LOFTID was launched on an Atlas V 401 in November 2022 as a secondary payload, along with the JPSS-2 weather satellite. It deployed successfully and landed in the ocean near Hawaii on November 10, 2022, which NASA stated on November 17 was a "huge success".

== History ==
LOFTID is the latest in a string of successful Hypersonic Inflatable Aerodynamic Decelerator (HIAD) development efforts. HIADs have a Viking-era genesis; developed by engineers at the NASA Langley Research Center as a possible system for crewed reentry. However, HIAD development ceased in the mid-1970s when it was shown disk-gap-band supersonic parachutes were suitable for the Viking, Pioneer Venus and Galileo mission environments. More recently, the need to enable robotic and crewed missions with larger payload mass has generated new investment in HIAD development. Starting in 2006 with the Program to Advance Inflatable Decelerators for Atmospheric Entry (PAIDAE), HIADs have undergone a series of incremental development efforts including design and analysis, ground based materials testing, manufacturing, wind-tunnel testing and flight tests and demonstrations. Two successful NASA Langley Research Center led sub-orbital flight demonstrations of HIAD technology have occurred; Inflatable Reentry Vehicle Experiment 2 (IRVE-2) and IRVE-3 were flown in 2009 and 2012 respectively. LOFTID is the first orbital flight of a HIAD and the largest blunt aeroshell entry to date.

== Design ==
It inflates to 6 metres (about 20 feet) in diameter. Its total mass is about 2,400 lb (1,000 kg).

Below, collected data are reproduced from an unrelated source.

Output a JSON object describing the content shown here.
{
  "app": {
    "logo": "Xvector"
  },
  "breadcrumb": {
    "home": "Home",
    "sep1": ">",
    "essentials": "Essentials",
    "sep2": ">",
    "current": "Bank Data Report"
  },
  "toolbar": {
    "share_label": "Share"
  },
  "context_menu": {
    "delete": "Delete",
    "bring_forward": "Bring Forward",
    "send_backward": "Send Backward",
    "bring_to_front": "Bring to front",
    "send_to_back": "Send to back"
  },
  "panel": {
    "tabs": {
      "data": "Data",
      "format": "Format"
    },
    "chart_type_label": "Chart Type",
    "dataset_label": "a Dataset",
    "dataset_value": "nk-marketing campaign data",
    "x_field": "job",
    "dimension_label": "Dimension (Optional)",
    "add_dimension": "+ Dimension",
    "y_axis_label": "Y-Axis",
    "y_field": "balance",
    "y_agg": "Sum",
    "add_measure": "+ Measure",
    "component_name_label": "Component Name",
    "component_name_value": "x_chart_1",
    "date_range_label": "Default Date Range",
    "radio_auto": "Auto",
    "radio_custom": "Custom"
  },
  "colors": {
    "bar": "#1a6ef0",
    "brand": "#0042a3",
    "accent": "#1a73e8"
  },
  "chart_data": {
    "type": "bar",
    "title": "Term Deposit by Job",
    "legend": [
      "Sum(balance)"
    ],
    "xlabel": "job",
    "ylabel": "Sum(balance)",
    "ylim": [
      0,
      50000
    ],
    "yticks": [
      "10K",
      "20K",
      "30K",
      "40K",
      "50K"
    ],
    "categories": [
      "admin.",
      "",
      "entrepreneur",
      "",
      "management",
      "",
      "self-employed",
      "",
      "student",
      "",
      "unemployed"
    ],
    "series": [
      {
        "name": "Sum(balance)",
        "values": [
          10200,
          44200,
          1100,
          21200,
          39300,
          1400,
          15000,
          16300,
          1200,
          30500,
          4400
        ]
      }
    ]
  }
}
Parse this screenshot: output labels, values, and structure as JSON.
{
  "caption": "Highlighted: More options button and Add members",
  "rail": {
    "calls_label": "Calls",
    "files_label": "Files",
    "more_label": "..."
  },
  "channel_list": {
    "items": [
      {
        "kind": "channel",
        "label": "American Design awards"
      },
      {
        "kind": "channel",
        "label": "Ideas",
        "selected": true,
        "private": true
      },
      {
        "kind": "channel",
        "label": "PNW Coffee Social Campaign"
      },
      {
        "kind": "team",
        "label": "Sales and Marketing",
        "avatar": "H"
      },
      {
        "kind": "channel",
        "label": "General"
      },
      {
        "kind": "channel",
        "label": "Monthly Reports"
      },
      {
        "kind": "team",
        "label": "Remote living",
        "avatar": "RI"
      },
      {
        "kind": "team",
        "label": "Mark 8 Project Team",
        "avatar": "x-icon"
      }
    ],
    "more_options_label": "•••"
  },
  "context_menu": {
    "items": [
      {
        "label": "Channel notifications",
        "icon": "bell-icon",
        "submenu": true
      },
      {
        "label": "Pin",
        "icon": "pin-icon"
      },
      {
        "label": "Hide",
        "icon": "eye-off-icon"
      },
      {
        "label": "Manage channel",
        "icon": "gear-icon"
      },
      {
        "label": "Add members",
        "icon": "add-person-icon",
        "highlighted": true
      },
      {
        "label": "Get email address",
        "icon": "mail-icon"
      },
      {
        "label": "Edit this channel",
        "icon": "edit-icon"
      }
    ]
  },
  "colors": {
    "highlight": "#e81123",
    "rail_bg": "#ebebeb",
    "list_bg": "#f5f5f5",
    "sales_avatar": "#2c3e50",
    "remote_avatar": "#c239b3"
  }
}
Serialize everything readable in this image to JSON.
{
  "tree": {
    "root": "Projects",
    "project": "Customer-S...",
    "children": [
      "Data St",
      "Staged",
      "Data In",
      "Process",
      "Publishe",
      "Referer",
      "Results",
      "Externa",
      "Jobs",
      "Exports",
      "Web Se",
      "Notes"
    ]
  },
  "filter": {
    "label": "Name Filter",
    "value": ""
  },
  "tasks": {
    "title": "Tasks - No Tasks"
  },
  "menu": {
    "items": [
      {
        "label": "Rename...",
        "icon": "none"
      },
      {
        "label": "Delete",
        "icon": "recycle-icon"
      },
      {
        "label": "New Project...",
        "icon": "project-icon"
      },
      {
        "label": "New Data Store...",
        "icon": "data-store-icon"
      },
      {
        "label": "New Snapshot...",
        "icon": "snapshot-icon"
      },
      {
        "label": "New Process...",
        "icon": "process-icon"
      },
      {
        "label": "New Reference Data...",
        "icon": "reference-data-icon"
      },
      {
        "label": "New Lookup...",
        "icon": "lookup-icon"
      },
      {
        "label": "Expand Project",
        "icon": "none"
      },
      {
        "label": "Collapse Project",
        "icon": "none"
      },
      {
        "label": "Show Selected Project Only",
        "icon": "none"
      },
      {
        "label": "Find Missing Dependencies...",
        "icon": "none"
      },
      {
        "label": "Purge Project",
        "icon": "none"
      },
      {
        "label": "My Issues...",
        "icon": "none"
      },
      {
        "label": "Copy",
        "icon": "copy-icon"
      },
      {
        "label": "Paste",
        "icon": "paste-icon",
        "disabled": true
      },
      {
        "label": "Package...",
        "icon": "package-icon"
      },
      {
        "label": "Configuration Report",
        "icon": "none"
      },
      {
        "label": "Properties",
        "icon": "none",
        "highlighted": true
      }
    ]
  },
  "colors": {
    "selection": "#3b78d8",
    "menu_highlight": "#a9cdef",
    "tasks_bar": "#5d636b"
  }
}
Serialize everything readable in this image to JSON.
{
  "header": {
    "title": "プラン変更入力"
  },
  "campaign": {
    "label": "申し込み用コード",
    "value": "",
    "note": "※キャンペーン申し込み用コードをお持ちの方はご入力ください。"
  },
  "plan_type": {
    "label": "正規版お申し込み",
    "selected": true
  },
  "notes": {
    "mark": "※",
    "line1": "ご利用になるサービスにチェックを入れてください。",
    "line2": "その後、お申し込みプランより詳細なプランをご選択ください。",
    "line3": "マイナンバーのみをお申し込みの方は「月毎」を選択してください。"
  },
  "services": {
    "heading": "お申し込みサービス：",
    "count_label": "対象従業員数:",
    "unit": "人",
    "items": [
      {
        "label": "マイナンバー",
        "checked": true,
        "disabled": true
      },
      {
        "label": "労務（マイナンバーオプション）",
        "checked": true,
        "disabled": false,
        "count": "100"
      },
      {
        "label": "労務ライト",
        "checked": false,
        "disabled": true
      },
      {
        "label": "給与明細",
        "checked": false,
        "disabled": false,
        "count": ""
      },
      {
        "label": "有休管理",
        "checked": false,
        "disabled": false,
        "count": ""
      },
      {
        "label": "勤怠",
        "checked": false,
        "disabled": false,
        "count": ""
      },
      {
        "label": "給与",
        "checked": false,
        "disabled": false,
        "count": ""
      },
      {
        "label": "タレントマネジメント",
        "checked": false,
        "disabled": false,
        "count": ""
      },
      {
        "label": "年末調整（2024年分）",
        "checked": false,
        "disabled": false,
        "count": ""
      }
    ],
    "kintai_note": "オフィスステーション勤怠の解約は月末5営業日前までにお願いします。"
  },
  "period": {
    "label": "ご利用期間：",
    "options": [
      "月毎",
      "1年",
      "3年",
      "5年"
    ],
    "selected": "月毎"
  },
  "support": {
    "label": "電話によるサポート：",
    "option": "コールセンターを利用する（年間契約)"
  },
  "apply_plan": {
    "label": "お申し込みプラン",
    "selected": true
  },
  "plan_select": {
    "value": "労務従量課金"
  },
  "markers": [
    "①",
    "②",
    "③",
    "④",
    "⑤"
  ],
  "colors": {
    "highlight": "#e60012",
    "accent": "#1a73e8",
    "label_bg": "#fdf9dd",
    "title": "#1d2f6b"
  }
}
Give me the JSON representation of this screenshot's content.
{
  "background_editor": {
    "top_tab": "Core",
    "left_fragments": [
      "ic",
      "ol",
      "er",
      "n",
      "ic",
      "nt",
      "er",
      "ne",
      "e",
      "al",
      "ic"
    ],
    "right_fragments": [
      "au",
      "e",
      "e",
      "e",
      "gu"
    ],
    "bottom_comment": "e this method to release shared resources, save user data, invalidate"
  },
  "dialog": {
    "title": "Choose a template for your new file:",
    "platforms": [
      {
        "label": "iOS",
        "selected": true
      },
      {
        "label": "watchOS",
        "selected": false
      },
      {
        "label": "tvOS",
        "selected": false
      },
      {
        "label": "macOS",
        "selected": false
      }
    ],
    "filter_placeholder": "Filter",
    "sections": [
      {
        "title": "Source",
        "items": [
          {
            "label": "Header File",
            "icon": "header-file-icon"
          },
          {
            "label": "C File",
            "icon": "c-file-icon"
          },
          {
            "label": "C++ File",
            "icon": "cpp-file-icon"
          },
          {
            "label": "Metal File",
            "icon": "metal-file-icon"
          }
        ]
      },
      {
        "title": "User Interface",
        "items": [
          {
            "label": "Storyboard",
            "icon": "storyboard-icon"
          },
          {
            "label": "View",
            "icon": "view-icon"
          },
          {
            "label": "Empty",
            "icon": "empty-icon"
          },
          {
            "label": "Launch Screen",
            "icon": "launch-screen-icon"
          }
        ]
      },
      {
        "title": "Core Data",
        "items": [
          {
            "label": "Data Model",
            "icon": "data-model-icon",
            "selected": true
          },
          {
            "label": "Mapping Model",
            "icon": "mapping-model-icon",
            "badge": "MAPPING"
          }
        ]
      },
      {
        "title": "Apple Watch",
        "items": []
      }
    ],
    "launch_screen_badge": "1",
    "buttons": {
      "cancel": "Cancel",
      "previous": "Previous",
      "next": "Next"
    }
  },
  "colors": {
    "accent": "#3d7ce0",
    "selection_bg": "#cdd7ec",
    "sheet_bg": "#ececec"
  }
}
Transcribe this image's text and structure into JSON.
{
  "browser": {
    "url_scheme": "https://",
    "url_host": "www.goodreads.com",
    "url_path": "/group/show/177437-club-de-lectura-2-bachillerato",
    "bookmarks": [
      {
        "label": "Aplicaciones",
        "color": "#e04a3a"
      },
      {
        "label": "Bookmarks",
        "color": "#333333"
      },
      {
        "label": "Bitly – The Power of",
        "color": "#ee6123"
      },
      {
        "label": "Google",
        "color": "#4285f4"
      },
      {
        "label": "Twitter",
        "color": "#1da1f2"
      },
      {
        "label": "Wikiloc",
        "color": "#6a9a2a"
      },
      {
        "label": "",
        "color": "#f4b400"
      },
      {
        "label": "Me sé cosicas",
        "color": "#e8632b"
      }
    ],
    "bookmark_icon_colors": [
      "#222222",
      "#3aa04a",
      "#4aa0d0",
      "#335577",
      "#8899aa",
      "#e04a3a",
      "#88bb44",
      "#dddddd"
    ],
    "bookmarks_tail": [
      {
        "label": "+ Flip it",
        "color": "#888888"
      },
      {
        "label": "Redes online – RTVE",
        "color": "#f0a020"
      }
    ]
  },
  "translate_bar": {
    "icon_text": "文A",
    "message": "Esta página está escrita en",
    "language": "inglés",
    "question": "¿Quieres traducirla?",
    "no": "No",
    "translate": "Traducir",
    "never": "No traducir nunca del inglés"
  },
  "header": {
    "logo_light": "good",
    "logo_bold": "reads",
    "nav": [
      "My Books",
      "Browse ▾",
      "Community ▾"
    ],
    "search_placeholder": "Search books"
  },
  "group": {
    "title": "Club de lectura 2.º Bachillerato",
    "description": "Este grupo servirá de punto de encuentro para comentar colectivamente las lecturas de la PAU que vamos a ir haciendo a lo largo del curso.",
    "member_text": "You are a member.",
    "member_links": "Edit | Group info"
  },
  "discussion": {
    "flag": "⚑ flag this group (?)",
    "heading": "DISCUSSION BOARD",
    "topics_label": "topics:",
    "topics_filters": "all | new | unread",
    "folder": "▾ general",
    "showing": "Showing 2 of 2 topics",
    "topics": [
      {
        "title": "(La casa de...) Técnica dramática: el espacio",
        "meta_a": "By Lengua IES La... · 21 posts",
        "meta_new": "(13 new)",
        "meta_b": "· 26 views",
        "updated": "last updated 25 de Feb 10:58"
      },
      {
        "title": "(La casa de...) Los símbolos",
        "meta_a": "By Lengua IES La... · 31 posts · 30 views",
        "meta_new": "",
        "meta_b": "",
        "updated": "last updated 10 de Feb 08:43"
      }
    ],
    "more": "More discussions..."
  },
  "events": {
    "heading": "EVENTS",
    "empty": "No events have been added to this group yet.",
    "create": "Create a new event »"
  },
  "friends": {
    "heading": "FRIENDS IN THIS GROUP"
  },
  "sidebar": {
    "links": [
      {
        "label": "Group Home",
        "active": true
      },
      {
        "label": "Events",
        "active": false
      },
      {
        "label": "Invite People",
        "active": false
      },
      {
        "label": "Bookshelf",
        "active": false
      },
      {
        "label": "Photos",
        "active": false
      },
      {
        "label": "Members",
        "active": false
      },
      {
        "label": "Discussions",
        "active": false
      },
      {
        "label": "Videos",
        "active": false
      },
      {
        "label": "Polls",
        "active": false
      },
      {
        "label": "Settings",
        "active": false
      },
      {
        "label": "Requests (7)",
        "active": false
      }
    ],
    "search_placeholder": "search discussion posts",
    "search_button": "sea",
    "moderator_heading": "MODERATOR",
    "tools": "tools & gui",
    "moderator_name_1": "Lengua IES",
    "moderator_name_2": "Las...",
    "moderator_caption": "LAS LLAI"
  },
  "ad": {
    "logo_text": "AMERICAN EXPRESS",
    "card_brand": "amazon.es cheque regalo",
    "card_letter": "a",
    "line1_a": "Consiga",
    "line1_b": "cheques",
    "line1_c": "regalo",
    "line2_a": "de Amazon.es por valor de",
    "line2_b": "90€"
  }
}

It is formed from 7 inflatable tori (6 wide and one narrow), with a flexible woven silicon carbide black ceramic fabric thermal protection layer on one side.

== Launch, deployment, and results ==
Launch and deployment (inflation, separation and splashdown from the Atlas V Centaur 2nd stage) were successful.

It reentered the atmosphere at about Mach 29, reached a peak deceleration of about 9 g, and splashed down under a subsonic parachute near Hawaii. NASA stated on November 17 that LOFTID was a "huge success" and able to be used on future missions to Mars.

According to the principal investigator, Dr. Neil Cheatwood, the success means the technology is now ready to use on missions.

== Commercial interest ==
Dr. Cheatwood reports that about a dozen companies have contacted him to express interest in the technology.